At one year, estimated body-weight change was -14.9% with tirzepatide (95% CI -16.0% to -13.9%) and -14.8% with cagrilintide-semaglutide (-16.9% to -12.7%). Corresponding estimates were -10.9% with oral semaglutide (-12.7% to -9.1%), -9.9% with orforglipron (-12.4% to -7.5%), -9.8% with subcutaneous semaglutide (-10.6% to -9.1%), and -8.1% with phentermine-topiramate (-9.7% to -6.5%). Emerging agents including ecnoglutide, mazdutide, and retatrutide also showed large estimated effects, although certainty was low or very low. Among body-composition outcomes, tirzepatide reduced fat mass by 25.7% and lean mass by 8.3%, the largest changes in both categories. Larger weight reductions generally clustered with newer agents, although certainty was stronger for the leading estimates than for several emerging drugs.

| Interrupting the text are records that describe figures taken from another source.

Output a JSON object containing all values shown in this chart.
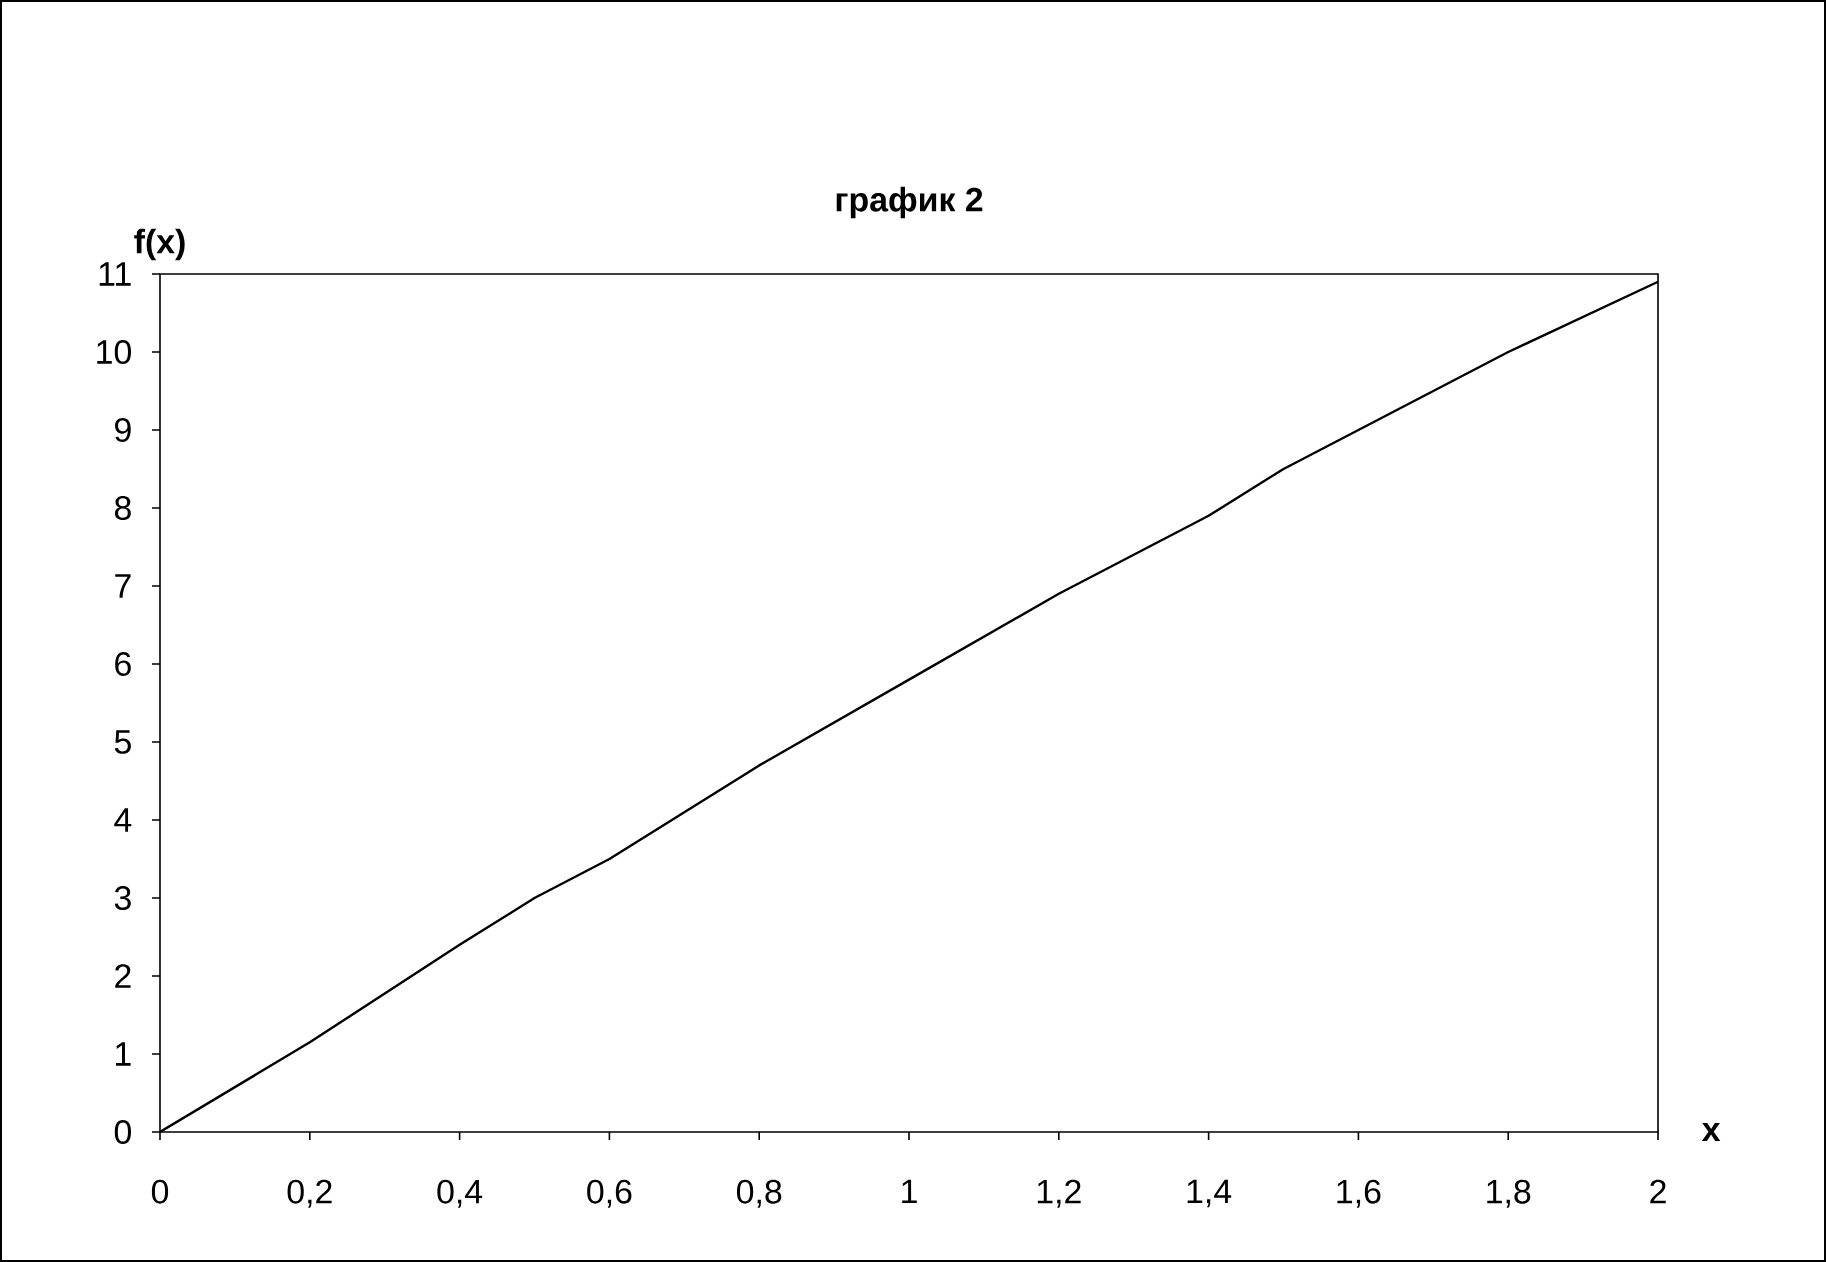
{
  "chart_data": {
    "type": "line",
    "title": "график 2",
    "xlabel": "x",
    "ylabel": "f(x)",
    "x": [
      0,
      0.2,
      0.4,
      0.5,
      0.6,
      0.8,
      1.0,
      1.2,
      1.4,
      1.5,
      1.7,
      1.8,
      2.0
    ],
    "values": [
      0,
      1.15,
      2.4,
      3.0,
      3.5,
      4.7,
      5.8,
      6.9,
      7.9,
      8.5,
      9.5,
      10.0,
      10.9
    ],
    "color": "#000000",
    "xlim": [
      0,
      2
    ],
    "ylim": [
      0,
      11
    ],
    "xticks": [
      0,
      {
        "value": 0.2,
        "label": "0,2"
      },
      {
        "value": 0.4,
        "label": "0,4"
      },
      {
        "value": 0.6,
        "label": "0,6"
      },
      {
        "value": 0.8,
        "label": "0,8"
      },
      1,
      {
        "value": 1.2,
        "label": "1,2"
      },
      {
        "value": 1.4,
        "label": "1,4"
      },
      {
        "value": 1.6,
        "label": "1,6"
      },
      {
        "value": 1.8,
        "label": "1,8"
      },
      2
    ],
    "yticks": [
      0,
      1,
      2,
      3,
      4,
      5,
      6,
      7,
      8,
      9,
      10,
      11
    ],
    "grid": false,
    "marker": "none",
    "line_style": "solid"
  }
}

Subcutaneous semaglutide was the only drug associated with lower all-cause mortality and myocardial infarction, with risk ratios of 0.81 (95% CI 0.72 to 0.93) and 0.72 (0.61 to 0.85). Heart-failure risk was also lower with subcutaneous semaglutide, at 0.43 (0.21 to 0.84), and with tirzepatide, at 0.49 (0.27 to 0.88). No drug convincingly reduced kidney failure, although subcutaneous semaglutide probably reduced kidney disease progression, and the mortality and myocardial infarction estimates were largely informed by trials in high-risk populations. Quality-of-life results remained below the prespecified 10-point minimally important difference, with all mean differences under 5 points.
Discontinuation because of adverse events was higher among the highest-risk agents, with risk ratios ranging from 1.9 to 4.2. Gastrointestinal adverse-event incidence rate ratios ranged from 3.1 to 4.2, and naltrexone-bupropion showed the clearest fatigue signal at 8.9, or 331 more cases per 1000 over one year. Gallbladder-related disorders increased most with cagrilintide-semaglutide, oral semaglutide, liraglutide, and tirzepatide, and greater weight loss generally came with more adverse events and discontinuation. Most trials were relatively short, few extended beyond two years, evidence for several newer agents was sparse and low certainty, and trial populations may not fully reflect real-world patients.